"This woman was in the situation that she and her family had fled from Iran --
they were fleeing from Islam, they were fleeing from persecution -- and she
came to Australia unlawfully and was placed in the Curtin detention centre,"
Clugston said.
"She was estranged from her husband and she and her children were placed in a
compound where she was the only woman and the only Mandaean with 50 Muslim
men."
It is alleged that while the woman was at Curtin in Western Australia on July
28, 2002 a man tried to rape her while her nine-year-old daughter looked on, he
said.
The woman immediately complained to her relatives in Sydney and the case was
eventually raised with rights group Amnesty International after the immigration
department failed to act, Clugston said.
The woman is now living in the community on a protection visa.
Australia's Human Rights and Equal Opportunities Commission has investigated
the case and sent the preliminary report to the immigration department.

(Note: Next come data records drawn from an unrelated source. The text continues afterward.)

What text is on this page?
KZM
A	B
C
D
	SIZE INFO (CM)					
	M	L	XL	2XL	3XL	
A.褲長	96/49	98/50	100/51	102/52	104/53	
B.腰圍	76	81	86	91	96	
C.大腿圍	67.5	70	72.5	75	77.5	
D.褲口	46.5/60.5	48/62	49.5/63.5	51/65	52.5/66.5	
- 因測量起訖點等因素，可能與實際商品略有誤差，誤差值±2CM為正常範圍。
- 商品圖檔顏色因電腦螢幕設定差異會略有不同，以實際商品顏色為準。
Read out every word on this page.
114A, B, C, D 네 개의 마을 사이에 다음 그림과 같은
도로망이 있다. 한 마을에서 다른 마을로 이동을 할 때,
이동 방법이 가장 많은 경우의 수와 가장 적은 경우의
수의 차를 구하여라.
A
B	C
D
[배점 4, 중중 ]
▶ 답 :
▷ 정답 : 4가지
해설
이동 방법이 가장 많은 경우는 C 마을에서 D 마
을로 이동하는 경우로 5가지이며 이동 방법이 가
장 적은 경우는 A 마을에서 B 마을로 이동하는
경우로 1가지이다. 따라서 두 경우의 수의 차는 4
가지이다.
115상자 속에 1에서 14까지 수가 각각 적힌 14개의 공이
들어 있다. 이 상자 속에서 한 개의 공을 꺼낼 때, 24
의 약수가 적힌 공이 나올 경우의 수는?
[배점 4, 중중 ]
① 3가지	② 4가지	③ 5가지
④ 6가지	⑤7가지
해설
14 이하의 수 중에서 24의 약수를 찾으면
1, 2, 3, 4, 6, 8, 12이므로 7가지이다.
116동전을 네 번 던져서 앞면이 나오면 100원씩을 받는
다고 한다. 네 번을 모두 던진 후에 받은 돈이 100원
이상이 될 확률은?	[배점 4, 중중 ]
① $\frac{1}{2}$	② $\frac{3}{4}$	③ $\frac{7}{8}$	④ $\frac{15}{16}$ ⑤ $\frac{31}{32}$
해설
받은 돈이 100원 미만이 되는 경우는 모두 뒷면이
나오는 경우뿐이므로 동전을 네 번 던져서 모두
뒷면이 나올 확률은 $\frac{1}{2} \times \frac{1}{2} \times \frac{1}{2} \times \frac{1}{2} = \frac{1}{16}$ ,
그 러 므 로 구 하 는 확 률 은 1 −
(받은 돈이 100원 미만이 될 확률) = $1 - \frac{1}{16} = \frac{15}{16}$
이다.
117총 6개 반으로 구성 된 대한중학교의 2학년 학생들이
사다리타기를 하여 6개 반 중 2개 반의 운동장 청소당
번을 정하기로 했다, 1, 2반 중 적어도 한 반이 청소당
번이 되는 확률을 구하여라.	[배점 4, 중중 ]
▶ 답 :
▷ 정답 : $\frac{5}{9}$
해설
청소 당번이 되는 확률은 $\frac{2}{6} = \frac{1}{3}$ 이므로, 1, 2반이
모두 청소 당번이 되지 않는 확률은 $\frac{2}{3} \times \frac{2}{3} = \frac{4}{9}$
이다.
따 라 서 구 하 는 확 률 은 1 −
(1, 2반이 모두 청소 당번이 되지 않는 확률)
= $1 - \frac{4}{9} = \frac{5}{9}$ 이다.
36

A department spokeswoman said police investigated the allegations of sexual
assault but no charges were laid. She said the department regretted not moving
the woman into a more appropriate compound at the detention centre.
The department was sharply criticised for inefficiencies and injustices in an
official report released last week, and Prime Minister John Howard apologised
to two women mistreated by immigration officials.
German-born Australian resident Cornelia Rau spent 10 months behind bars as an
illegal immigrant when she should have been receiving treatment for a
psychiatric condition.
Another woman, Vivian Alvarez Solon, was mistakenly deported to the Philippines
in 2001 after officials failed to realise that she was an Australian resident
who had been listed as a missing person.